Countering bioweapons

If a terrorist builds an antibiotic-resistant germ, then science must develop new drugs to overcome the resistance, and a thorough understanding of all disease genes will make it possible to develop faster methods of diagnosing and then disabling them. Harvard researchers, for example, recently found a gene that makes mice resistant to anthrax, a discovery that could lead to better vaccines and drugs.

"The same technology that can bring us these potential weapons of devastation is precisely the technology that we'll need to counter them," Block said.

A greatly expanded offensive against bioweapons is also expected to pay dividends in improved health.
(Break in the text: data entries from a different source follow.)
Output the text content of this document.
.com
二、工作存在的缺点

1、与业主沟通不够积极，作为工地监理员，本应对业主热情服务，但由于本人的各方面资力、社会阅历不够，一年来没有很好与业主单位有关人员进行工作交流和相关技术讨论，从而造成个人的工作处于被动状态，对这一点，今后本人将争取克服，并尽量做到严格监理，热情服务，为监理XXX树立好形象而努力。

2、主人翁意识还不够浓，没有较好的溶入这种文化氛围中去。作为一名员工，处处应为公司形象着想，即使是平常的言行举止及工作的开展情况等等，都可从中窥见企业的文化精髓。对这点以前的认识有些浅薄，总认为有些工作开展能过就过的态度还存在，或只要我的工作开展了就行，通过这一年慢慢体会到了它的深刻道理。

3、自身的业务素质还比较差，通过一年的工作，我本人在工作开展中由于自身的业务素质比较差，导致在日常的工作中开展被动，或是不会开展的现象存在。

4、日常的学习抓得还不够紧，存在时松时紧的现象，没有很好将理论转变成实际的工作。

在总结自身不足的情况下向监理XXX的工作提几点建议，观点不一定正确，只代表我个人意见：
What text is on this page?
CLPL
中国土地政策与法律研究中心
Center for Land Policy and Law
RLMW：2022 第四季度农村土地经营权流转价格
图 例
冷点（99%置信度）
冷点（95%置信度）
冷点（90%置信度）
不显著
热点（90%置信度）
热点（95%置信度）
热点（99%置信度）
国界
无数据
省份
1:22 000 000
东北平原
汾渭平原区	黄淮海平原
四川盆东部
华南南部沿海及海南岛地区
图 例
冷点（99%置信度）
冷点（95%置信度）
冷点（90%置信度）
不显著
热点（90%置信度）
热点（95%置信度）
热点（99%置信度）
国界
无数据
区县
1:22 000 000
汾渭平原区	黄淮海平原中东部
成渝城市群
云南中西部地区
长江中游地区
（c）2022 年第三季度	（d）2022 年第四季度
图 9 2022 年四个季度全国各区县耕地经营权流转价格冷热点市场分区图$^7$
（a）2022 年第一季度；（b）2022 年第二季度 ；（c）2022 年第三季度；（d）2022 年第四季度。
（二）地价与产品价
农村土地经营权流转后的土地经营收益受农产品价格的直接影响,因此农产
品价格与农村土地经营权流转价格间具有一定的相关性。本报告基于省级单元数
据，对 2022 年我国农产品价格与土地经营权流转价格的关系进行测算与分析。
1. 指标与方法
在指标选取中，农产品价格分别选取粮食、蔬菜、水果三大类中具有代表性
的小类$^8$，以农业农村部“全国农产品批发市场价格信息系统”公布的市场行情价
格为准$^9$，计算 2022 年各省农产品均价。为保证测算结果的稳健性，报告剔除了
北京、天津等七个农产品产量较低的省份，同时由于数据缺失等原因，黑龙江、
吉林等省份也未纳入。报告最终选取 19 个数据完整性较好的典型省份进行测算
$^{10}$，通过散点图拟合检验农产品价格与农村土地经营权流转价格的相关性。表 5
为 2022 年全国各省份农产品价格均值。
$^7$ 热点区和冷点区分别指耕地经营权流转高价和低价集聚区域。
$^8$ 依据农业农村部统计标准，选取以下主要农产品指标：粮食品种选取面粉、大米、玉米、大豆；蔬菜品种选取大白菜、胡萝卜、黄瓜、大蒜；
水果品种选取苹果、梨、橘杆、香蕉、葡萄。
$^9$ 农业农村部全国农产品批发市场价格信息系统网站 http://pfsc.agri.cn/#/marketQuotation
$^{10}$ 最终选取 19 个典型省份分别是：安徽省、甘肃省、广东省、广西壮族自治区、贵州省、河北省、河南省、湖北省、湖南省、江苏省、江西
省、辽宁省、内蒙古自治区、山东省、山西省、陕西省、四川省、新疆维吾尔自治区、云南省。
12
As scientists increase their mastery of germ genes to defeat bioterrorists, they will also be gaining the knowledge to develop anti-microbials, vaccines and other compounds to tame the infections that are the second-leading cause of death in the world.

Ethical norms

The ethical dilemmas in biology recall those that have arisen with other great scientific accomplishments. Most of the physicists who built the first atomic bombs, for instance, opposed their use on population targets, and many became involved in campaigns to ban nuclear weapons.

The first molecular biologists who learned how to transpose genes from one species into another in the mid-'70s called a moratorium on their research until it could be shown that such genetic engineering would not accidentally create dangerous organisms.

"How do you keep new bioweapons from happening?" Bloom said. "You have to . . . create a very strong moral culture of scientists that worry about the uses of science."

For universities, that means facing critical issues about bioterrorism as they train people to do molecular science.

"We need to create a culture where students know what the accepted norms are," Bloom said. "Just as doctors need to know what are the accepted ethical norms for human subjects in research, we need the same for biological knowledge."